Notable points of failure in recruiting

I thought I’d write a blog post about failure, as often it’s where the best lessons come from. Below is a list of some of the key areas recruitment fails in, and how you can mitigate against them.

Time kills all deals

Companies tend to hire when they’re so busy with their work they need more help. It’s easy in this situation to leave the hiring work until after the ‘real’ work is done. Going through CVs, or writing solid descriptive job advertisements can be left as an afterthought to the day or, worse still, to be done in the hirer’s ‘spare’ time. This can similarly affect turnaround times on feedback and interviews. There are two major problems with this – firstly, it sends a message to the seekers interested in your company that you don’t have the time to develop the company and ergo the staff and culture. Secondly, if they are a high calibre candidate (and let’s face it, that’s what you want to hire) someone else will have snapped them up before you get the chance to interview.

Interview processes that last weeks and months will reduce the pool of people who will see through the process. Ideally you want the most people with the right skill-set and aptitude to pick from – not just those who jumped through the most hoops and remained on the market for months on end.

Schedule recruitment into your day or week as a must-do task, give it equal priority to the other work you have on. If you can’t, find someone who can or reduce your other tasks. Booking time out in your calendar as busy and reviewing your recruiting once a week is a great way to keep on top of this.

Feedback (turning people down positively)

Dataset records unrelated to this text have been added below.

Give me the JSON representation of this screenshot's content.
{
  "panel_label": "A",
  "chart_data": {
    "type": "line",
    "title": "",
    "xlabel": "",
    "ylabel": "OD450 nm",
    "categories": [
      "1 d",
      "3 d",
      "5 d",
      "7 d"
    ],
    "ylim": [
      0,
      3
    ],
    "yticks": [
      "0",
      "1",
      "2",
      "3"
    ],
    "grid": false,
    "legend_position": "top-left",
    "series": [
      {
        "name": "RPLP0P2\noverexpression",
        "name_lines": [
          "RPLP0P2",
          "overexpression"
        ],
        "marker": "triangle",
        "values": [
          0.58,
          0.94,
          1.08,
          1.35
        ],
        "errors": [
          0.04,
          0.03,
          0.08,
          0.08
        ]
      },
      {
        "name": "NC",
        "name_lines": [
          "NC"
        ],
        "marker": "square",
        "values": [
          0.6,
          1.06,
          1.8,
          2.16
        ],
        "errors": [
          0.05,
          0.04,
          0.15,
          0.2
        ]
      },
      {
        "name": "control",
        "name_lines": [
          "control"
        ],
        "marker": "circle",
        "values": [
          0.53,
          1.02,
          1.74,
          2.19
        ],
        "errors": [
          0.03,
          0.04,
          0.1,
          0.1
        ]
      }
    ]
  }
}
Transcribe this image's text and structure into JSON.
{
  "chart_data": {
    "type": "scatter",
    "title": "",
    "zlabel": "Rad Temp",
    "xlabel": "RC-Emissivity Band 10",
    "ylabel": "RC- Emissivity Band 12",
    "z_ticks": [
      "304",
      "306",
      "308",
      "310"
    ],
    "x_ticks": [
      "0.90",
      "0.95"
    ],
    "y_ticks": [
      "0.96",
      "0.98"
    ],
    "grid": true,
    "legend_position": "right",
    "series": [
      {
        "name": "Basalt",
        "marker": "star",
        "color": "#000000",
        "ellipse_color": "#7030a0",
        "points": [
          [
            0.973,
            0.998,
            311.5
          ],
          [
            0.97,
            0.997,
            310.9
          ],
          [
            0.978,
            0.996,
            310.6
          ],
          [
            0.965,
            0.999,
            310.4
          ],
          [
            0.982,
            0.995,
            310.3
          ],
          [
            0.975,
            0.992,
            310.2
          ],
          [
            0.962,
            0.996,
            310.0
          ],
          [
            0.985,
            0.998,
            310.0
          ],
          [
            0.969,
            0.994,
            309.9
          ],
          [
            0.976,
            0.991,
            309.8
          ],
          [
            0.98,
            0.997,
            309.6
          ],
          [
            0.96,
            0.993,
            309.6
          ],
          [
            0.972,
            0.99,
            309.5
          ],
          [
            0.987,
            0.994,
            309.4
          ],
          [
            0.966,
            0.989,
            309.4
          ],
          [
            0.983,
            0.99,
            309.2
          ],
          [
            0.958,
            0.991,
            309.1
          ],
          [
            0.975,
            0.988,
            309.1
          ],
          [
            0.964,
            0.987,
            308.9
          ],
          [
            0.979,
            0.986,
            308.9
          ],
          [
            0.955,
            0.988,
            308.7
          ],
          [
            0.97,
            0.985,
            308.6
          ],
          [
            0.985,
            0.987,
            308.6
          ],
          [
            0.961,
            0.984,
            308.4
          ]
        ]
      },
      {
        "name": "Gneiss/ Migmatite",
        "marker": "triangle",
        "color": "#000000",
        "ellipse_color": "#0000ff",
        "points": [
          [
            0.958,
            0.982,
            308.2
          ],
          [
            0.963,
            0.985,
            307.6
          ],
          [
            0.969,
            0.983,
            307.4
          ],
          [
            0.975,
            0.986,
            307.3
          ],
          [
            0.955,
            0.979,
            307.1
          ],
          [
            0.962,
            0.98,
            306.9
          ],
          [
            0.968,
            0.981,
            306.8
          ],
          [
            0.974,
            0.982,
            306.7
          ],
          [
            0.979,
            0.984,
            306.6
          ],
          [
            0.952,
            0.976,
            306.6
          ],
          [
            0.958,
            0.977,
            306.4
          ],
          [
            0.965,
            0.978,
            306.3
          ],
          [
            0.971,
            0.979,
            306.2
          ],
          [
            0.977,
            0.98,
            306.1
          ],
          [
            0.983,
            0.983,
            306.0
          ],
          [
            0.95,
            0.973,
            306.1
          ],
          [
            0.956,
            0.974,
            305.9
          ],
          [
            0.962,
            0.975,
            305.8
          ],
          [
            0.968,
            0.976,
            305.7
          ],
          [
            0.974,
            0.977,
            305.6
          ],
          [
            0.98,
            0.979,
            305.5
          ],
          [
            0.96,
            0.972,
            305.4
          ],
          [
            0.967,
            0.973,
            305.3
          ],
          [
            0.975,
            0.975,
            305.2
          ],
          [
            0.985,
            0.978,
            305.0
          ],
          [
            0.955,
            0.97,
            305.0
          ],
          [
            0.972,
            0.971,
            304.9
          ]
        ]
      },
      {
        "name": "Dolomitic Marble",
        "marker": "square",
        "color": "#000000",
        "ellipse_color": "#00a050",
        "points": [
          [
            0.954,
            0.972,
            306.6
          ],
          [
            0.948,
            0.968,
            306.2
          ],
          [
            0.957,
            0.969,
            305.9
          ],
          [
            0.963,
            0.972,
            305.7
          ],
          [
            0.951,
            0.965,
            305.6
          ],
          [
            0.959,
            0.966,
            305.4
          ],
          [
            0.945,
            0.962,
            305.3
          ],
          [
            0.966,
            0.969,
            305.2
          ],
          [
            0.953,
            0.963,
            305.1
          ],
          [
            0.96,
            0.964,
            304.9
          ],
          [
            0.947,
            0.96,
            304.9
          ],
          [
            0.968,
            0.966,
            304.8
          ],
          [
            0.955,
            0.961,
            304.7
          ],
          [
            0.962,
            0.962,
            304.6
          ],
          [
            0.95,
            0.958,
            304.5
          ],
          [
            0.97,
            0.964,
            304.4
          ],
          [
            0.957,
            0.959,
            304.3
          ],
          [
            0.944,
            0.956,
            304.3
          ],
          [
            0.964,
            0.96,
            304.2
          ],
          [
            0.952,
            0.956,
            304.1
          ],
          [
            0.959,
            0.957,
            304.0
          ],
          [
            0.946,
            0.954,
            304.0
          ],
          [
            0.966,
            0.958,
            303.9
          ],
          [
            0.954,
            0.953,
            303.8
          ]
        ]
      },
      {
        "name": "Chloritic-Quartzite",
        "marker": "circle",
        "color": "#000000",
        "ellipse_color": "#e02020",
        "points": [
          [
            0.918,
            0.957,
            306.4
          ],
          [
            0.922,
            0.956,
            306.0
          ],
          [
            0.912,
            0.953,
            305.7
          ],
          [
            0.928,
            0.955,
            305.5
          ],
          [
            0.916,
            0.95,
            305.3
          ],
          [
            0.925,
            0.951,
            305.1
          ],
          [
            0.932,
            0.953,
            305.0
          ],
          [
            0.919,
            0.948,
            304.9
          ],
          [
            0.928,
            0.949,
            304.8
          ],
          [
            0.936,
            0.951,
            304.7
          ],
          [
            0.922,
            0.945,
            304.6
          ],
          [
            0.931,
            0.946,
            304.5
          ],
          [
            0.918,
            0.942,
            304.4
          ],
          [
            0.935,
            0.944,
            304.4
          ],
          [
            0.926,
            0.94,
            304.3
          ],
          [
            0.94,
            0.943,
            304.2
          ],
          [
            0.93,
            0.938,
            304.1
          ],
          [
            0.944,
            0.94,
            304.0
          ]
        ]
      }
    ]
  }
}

Sometimes companies don’t want to give feedback on interview rejection. Reasons not to give feedback are solid: e.g. the seeker might wish to argue the grounds, or worse still create a hostile environment (I had one seeker chase down the interviewer on Twitter to argue the toss and then email them to to say they’d got it wrong… ack). But feedback can create a positive loop for you and your process, by allowing those who’ve spent time going through it to leave feeling good and that their time was valued. The ideal outcome would be a seeker recommending you to their peers despite an unsuccessful application, rather than warning everyone they know to steer clear. Feedback doesn’t have to be negative, it’s about finding the useful learning from the situation and keeping it short and sweet.

Being flexible

The quickest and best team builds we’ve done were where the client was flexible in their requirements. Working on-site vs off-site, rates of pay, being open to (code) language switchers, hours of work are all common requests from the most talented seekers we’ve worked with – but are often dismissed out of hand by companies because “that isn’t what currently happens”. The companies who are open and flexible to seekers’ requirements are the ones making the best hires, and they also find that this flexibility helps them gain more from folks when they do work there. If you insist on hiring unicorns that must jump over all the bars you set you will waste a lot of money, a lot of time, and frustrate good people along the way. See the seeker’s potential to help your company develop in the future, rather than their lack of exactness to pre-set past/current ideals, and your hiring will move on at a rate of knots – and you will make some great hires to boot. Think about the shape of the overall team, and not the individual to get some really corking hiring results.